Должны ли мы доказывать, что этот «идеал» начисто исключает саму идею жертвы, священнического призвания человека? Поистине печальное достижение нашего века - вполне в этом честного - гордое утверждение того, что предыдущие цивилизации пытались лицемерно скрыть. Разумеется, потребитель родился не в XX веке. Первым потребителем был сам Адам. Это он выбрал не священнический, а потребительский подход к миру: «питаться от него», использовать его и владеть им для себя, извлекать из него блага, а не посвящать его Богу, не приносить его Богу в жертву, не владеть им для Бога и в Боге.
И наиболее трагическим плодом этого первородного греха является то, что и сама религия превратилась в потребительский товар, который призван удовлетворять наши «религиозные нужды», служить защитным покрывалом или лекарством, снабжать нас дешевым чувством собственной праведности и равно дешевыми, замкнутыми в себе и самодостаточными «духовностями», причем поставщиком всего этого стал священник, чьи особые, священные полномочия должны гарантировать полезность религии для общества и культуры, которые, в противном случае, не испытывали бы ни малейшего интереса к божественному призванию человека и всего творения.

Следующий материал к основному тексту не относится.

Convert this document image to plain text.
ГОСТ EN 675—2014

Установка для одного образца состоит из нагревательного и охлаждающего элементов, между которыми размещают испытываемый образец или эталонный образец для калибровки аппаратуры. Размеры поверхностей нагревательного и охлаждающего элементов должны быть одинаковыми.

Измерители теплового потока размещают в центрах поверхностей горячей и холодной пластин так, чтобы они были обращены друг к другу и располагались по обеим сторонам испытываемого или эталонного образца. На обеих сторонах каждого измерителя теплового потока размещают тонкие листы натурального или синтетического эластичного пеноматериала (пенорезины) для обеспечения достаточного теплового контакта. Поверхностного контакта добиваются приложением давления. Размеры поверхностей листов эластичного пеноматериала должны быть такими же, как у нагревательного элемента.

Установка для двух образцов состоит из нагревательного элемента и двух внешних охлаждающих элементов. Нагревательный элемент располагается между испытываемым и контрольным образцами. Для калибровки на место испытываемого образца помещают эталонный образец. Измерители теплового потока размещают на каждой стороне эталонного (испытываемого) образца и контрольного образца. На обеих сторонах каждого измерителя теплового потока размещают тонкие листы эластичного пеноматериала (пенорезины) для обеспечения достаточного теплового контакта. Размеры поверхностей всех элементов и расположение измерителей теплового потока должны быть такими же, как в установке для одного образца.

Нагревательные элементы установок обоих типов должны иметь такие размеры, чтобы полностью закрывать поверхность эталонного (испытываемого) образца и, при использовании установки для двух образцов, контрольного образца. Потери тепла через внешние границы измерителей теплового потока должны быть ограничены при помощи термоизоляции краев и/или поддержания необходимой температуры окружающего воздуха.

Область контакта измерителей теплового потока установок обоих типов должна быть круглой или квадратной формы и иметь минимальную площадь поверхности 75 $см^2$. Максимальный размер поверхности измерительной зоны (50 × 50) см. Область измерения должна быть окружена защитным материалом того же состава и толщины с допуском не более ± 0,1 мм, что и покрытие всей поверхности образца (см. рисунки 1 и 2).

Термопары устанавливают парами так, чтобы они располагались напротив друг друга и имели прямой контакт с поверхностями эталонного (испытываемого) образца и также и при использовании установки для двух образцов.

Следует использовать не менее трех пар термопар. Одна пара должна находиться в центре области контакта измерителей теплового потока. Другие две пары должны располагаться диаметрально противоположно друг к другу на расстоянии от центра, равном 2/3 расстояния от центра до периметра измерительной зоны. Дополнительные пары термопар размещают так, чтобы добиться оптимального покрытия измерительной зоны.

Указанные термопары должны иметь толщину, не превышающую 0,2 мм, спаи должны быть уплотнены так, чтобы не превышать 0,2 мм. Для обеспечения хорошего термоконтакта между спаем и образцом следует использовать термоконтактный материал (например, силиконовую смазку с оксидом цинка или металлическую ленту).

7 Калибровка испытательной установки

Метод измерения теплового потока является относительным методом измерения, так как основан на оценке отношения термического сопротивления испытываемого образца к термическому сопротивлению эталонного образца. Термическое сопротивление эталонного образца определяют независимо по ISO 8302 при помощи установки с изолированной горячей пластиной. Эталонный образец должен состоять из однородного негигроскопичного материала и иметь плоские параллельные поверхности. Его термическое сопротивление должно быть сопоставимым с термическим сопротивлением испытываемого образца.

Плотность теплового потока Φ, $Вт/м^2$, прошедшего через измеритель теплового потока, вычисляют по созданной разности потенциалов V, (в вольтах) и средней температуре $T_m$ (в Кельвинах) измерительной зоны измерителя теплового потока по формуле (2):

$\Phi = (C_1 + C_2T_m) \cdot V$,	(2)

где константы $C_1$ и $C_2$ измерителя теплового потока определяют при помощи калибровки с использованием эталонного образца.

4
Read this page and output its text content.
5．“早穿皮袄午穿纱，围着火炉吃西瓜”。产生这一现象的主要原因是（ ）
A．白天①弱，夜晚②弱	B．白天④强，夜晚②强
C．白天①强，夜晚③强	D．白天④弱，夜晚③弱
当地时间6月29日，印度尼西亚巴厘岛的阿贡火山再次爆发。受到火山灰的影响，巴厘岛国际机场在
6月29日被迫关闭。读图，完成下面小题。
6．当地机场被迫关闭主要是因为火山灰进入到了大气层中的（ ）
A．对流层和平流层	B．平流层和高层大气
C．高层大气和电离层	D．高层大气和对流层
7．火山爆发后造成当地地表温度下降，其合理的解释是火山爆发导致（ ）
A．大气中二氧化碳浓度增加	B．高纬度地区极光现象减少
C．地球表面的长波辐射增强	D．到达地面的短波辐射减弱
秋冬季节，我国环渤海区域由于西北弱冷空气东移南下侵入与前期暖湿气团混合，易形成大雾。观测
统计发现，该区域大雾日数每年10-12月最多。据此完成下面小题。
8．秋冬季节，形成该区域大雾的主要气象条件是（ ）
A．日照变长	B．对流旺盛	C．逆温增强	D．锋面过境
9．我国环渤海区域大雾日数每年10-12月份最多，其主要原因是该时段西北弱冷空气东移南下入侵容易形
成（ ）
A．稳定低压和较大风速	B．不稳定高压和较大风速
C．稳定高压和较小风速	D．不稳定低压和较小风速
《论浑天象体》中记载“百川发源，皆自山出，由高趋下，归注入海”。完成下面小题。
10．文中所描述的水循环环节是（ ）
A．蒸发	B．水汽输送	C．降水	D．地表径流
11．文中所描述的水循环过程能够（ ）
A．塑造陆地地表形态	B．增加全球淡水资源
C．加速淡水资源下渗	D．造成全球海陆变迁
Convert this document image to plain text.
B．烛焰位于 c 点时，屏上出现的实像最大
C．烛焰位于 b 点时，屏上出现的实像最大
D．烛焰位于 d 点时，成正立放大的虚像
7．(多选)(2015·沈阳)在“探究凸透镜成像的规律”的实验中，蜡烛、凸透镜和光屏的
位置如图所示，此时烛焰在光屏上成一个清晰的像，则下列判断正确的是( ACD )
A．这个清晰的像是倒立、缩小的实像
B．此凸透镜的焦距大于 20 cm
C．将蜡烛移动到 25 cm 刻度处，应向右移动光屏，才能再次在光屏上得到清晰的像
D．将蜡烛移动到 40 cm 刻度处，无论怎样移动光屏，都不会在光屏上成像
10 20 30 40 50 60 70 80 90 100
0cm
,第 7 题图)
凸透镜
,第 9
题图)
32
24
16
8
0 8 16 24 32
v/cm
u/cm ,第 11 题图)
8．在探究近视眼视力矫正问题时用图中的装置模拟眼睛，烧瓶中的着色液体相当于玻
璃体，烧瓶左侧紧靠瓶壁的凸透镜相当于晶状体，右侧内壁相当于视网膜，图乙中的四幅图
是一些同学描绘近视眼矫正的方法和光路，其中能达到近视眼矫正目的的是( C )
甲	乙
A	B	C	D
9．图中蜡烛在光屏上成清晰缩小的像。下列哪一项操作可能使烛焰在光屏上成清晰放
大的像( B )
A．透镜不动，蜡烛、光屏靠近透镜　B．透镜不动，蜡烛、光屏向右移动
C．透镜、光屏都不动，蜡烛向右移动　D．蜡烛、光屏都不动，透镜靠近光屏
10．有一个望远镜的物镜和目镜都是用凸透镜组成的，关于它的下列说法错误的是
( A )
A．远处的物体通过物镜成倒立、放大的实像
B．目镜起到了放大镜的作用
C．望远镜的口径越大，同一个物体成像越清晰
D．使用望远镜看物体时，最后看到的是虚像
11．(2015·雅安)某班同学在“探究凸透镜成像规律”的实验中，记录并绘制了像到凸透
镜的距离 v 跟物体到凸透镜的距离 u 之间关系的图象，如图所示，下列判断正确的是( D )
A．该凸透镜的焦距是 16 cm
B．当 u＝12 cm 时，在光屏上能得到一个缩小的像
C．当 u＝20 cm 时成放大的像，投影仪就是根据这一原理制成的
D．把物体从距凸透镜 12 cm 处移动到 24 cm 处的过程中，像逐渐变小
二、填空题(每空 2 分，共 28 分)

Нет нужды говорить, что не таково подлинно христианское понимание человека, религии и священства. В Своем воплощении, в приношении Себя Богу ради спасения мира Христос явил истину - священническую природу человека - и, даруя нам Свою жизнь, в крещении и миропомазании Он, восстанавливает в нас наше священническое достоинство: власть предоставлять наши «тела в жертву живую, святую, благоугодную Богу» (Рим. 12:1) и превращать всю нашу жизнь в «разумное служение» (Рим. 12:1).
Но тогда Церковь, которая сама есть дар и присутствие этой новой жизни в мире и, следовательно, сама есть приношение, жертва и единение, также с необходимостью обладает священнической природой в своей целокупности как Тело Христово и в своих членах как членах этого Тела. Ее священническая природа проявляется в отношении к самой себе, ибо ее жизнь состоит в приношении себя Богу, и в ее отношении к миру, в ее миссии приношения мира Богу и, таким образом, освящения его. «Твоя от Твоих Тебе приносяща о всех и за вся». Это приношение стоит в центре Евхаристии - таинства, в котором Церковь всегда становится тем, что она есть, именно потому, что Евхаристия выражает и исполняет всю жизнь Церкви, саму сущность человеческого призвания и назначения в мире.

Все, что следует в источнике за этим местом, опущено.